/ sábado 30 de noviembre de 2019

Leer en tiempos violentos

“En cada rincón de este mundo moderno, todavía hay hombres que creen ser “mejores” que las mujeres y lo afirman hinchando el tórax como gorilas: hombres que maltratan a las mujeres. Hombres que golpean a las mujeres. Hombres que explotan a las mujeres. Hombres que utilizan a las mujeres. Hombres que menosprecian a las mujeres. Hombres que tratan a las mujeres como baratos trozos de carne.”

Joumana Haddad


Siempre debería de ser 25 de noviembre, porque todos los días nos matan.

Desafortunadamente para los seres humanos que somos mujeres en este país, en Sinaloa, en mi ciudad, el verdadero reto inicia: el día en que nacemos. Pasamos la niñez vistiendo colores, diseños predeterminados por la cultura de masas y la sociedad de consumo. Adiestrándote, aprendiendo ciertos estereotipos. La adolescencia, la etapa adulta; es un resumen impositivo de aquello según “debemos ser”, esa “supuesta” prolongación del ser mujer desde la óptica de una cultura machista: dulce, buena, hogareña, abnegada, dócil, sumisa y madre. No se le ocurra a uno decir que no quiere ser madre porque todo el sistema familiar se te avienta encima. Todo el perfil femenino, conforme a una serie de cualidades y ciertos “estándares” que se arraigan desde que eres un bebé. Así que las mujeres pasamos sobreviviendo frente a una sociedad que a pesar de sus avances tecnológicos; sigue tratándonos como propiedad, objetos de placer y uso. La mayoría de estas acciones terminan en: abusos. Es un cáncer incurable, detrás de estos abusos están historias criminales, en la nota roja de un periódico, en la morgue o en vivencias traumáticas enclaustradas eternamente en la memoria y en el cuerpo de una mujer.

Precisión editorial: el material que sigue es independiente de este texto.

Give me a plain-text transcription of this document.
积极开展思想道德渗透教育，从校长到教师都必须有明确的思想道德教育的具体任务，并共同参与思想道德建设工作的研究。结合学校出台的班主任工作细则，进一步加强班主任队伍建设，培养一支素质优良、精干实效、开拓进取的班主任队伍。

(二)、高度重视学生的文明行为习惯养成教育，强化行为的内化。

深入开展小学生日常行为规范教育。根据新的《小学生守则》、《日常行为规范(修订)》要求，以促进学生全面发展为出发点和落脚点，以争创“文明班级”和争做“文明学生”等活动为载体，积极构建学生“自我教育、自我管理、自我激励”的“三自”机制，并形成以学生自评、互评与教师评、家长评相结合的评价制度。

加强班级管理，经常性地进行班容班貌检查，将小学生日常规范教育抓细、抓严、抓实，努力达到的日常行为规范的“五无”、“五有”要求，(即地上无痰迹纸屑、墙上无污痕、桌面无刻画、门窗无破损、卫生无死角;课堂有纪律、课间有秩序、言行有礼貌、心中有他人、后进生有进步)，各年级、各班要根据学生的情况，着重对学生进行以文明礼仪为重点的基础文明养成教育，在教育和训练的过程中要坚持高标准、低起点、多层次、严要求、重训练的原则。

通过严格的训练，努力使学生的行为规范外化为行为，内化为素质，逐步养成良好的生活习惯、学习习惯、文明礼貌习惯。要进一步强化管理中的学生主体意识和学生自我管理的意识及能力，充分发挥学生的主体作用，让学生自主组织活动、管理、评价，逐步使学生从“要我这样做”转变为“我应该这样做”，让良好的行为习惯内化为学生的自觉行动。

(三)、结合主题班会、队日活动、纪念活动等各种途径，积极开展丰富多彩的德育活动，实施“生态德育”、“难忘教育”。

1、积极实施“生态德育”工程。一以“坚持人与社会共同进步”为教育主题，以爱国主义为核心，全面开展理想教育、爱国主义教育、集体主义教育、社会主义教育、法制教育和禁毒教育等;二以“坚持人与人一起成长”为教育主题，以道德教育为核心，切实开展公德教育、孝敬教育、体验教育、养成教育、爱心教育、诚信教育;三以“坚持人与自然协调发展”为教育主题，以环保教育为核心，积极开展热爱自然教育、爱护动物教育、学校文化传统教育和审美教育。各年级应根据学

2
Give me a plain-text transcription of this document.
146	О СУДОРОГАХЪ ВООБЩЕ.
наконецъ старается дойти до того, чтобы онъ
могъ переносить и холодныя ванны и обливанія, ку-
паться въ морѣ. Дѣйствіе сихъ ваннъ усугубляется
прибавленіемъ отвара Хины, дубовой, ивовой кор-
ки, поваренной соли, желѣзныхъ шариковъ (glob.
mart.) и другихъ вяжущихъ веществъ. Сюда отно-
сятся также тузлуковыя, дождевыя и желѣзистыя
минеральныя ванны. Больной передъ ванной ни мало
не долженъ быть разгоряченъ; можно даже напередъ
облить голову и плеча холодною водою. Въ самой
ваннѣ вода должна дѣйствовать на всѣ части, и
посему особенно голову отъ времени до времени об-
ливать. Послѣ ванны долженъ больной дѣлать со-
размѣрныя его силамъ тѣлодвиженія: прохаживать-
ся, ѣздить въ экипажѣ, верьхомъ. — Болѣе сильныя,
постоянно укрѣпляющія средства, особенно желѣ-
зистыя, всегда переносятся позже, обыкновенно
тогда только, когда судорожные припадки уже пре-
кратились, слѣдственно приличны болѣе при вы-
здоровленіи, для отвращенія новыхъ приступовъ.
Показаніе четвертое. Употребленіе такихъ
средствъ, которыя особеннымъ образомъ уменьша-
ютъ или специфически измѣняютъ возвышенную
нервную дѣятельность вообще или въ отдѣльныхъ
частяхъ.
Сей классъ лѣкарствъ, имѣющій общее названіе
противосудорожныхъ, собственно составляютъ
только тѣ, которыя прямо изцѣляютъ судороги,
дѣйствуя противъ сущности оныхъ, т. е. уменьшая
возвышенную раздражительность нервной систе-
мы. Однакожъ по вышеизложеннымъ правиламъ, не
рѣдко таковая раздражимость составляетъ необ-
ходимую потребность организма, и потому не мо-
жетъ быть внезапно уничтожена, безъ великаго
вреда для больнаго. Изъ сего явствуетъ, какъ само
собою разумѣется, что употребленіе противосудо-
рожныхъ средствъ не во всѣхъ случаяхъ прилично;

Mi padre al igual que muchos hombres en México se formó bajo una idea del patriarca, del macho. Mi preocupación en la niñez y en la adolescencia radicaba en estos aspectos, que están enraizados como una hiedra venenosa en el sistema cultural. Ni siquiera eran mal vistos, sino más bien aceptados en los pueblitos donde viví y en el puerto. Los temores radicaban en el trato que mi padre daba a mi madre, a nosotros sus hijos, en especial a Carmen y Yo por ser mujeres las libertades no eran las mismas de desarrollo como para mi hermano mediano. Nunca nos golpeó físicamente, me gustaría aclarar. Nos agredió de esa “sutil” manera en la no te das cuenta que te están consumiendo el alma. Eran palabras, frases, actitudes y acciones que le costarían el divorcio con mi madre.

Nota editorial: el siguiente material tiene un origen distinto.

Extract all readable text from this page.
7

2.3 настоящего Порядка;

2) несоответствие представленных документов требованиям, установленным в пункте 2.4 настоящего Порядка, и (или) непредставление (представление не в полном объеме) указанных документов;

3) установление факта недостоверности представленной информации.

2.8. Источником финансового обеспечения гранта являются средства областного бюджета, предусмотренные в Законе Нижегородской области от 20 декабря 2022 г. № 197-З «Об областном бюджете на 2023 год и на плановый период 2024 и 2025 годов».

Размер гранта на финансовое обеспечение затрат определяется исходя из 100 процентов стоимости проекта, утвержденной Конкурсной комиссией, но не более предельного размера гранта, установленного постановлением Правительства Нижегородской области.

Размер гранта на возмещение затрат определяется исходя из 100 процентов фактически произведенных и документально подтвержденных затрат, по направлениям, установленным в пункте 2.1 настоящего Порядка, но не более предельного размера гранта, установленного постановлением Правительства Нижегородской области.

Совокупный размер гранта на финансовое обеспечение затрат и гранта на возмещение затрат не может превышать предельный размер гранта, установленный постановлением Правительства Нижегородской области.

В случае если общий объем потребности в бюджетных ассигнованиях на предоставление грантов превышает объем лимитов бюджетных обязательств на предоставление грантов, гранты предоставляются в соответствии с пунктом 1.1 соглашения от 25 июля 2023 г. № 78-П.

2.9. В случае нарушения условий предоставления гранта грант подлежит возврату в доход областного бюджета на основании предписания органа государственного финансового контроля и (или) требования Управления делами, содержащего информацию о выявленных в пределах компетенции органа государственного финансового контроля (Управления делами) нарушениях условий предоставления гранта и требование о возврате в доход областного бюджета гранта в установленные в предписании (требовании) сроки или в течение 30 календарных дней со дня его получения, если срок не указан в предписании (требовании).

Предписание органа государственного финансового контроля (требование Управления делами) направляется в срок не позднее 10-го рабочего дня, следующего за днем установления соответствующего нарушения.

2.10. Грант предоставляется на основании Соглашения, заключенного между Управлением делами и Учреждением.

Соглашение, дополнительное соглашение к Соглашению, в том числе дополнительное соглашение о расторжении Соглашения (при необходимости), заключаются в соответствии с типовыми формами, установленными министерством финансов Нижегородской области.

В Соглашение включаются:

Jamás olvidaré cuando tenía once años y un “amigo” de mi padre arribaría a la casa a un horario donde sabía que estaría sola en casa. Empezó a decir cosas que no entendía o no quería escucharlas, refiriéndose a mi cuerpo. Ese día pude defenderme. Lo aventé. Nunca lo acusé con mi padre, porque tuve miedo de ser enjuiciada, pensé que mi padre me culparía a mí de tal acción y no a su amigo. Sentí rabia, porque había tocado mis senos, quería golpearlo, me sentía violentada. En una charla en el baño de mujeres en la secundaria, descubriría que lamentablemente a casi la mayoría de mis amigas les había sucedido una situación parecida con hombres cercanos a sus familias, de algo sí estábamos de acuerdo las chicas: nos molestaba y nos causaba indignación esos adultos manos largas. A mis once años me había encontrado con el lobo de “caperucita”, el lobo de Charles Perrault.

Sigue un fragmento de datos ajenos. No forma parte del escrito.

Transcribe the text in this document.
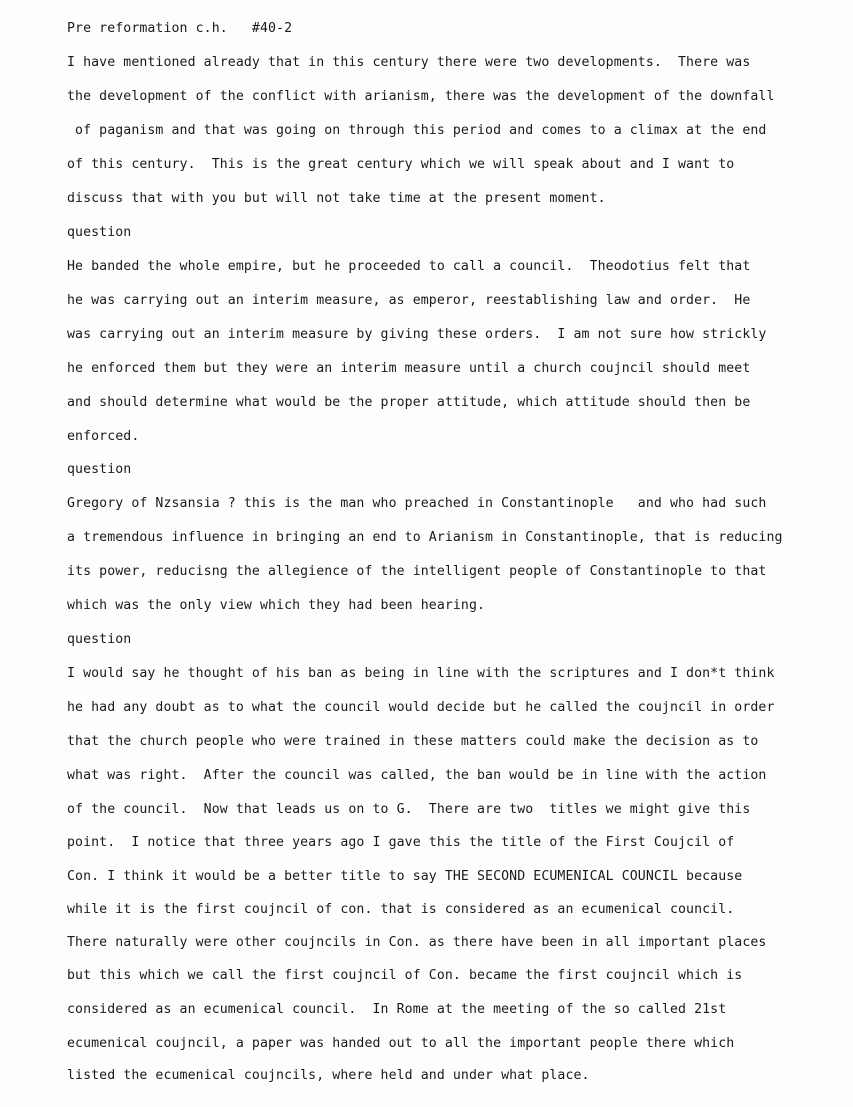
Pre reformation c.h.   #40-2
I have mentioned already that in this century there were two developments.  There was
the development of the conflict with arianism, there was the development of the downfall
of paganism and that was going on through this period and comes to a climax at the end
of this century.  This is the great century which we will speak about and I want to
discuss that with you but will not take time at the present moment.
question
He banded the whole empire, but he proceeded to call a council.  Theodotius felt that
he was carrying out an interim measure, as emperor, reestablishing law and order.  He
was carrying out an interim measure by giving these orders.  I am not sure how strickly
he enforced them but they were an interim measure until a church coujncil should meet
and should determine what would be the proper attitude, which attitude should then be
enforced.
question
Gregory of Nzsansia ? this is the man who preached in Constantinople   and who had such
a tremendous influence in bringing an end to Arianism in Constantinople, that is reducing
its power, reducisng the allegience of the intelligent people of Constantinople to that
which was the only view which they had been hearing.
question
I would say he thought of his ban as being in line with the scriptures and I don*t think
he had any doubt as to what the council would decide but he called the coujncil in order
that the church people who were trained in these matters could make the decision as to
what was right.  After the council was called, the ban would be in line with the action
of the council.  Now that leads us on to G.  There are two  titles we might give this
point.  I notice that three years ago I gave this the title of the First Coujcil of
Con. I think it would be a better title to say THE SECOND ECUMENICAL COUNCIL because
while it is the first coujncil of con. that is considered as an ecumenical council.
There naturally were other coujncils in Con. as there have been in all important places
but this which we call the first coujncil of Con. became the first coujncil which is
considered as an ecumenical council.  In Rome at the meeting of the so called 21st
ecumenical coujncil, a paper was handed out to all the important people there which
listed the ecumenical coujncils, where held and under what place.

“Puta, estúpida, perra, pendeja, loba, mal nacida, hija de tu chingada madre”. En fin, creo que son algunos adjetivos calificativos que algunas ocasiones algunas de mis exparejas en alguna discusión expresaron por algún desacuerdo, por hacer uso de mis libertades individuales, por determinar mi autonomía, por tener ideas, porque se me ocurrió pensar o por protestar por un mal trato. No negaré que algunas las abandoné rápidamente, las señales acompañadas de jalones, de controles obsesivos y celos enfermizos eran muy evidentes. Increíble pero sucede, siempre hay una relación “amorosa” en la vida de toda mujer catalogada como tóxica o tormentosa. Indudablemente, pensando que era el “amor verdadero” tuve un par de ellas; no sé por qué demonios disculpé tantas veces las agresiones verbales, pensando la estúpida historia de telenovela barata en: “me valorará algún día y cambiará” quiénes en su momento expresaron amarte tanto. Obviamente, nunca cambiaron sus modos de tratos, así que pude zafarme, algunos de manera más rápida y otros un poco más lento. Recordé siempre al final de alguna ruptura amorosa del cómo había terminado los días de mi tía Lucina.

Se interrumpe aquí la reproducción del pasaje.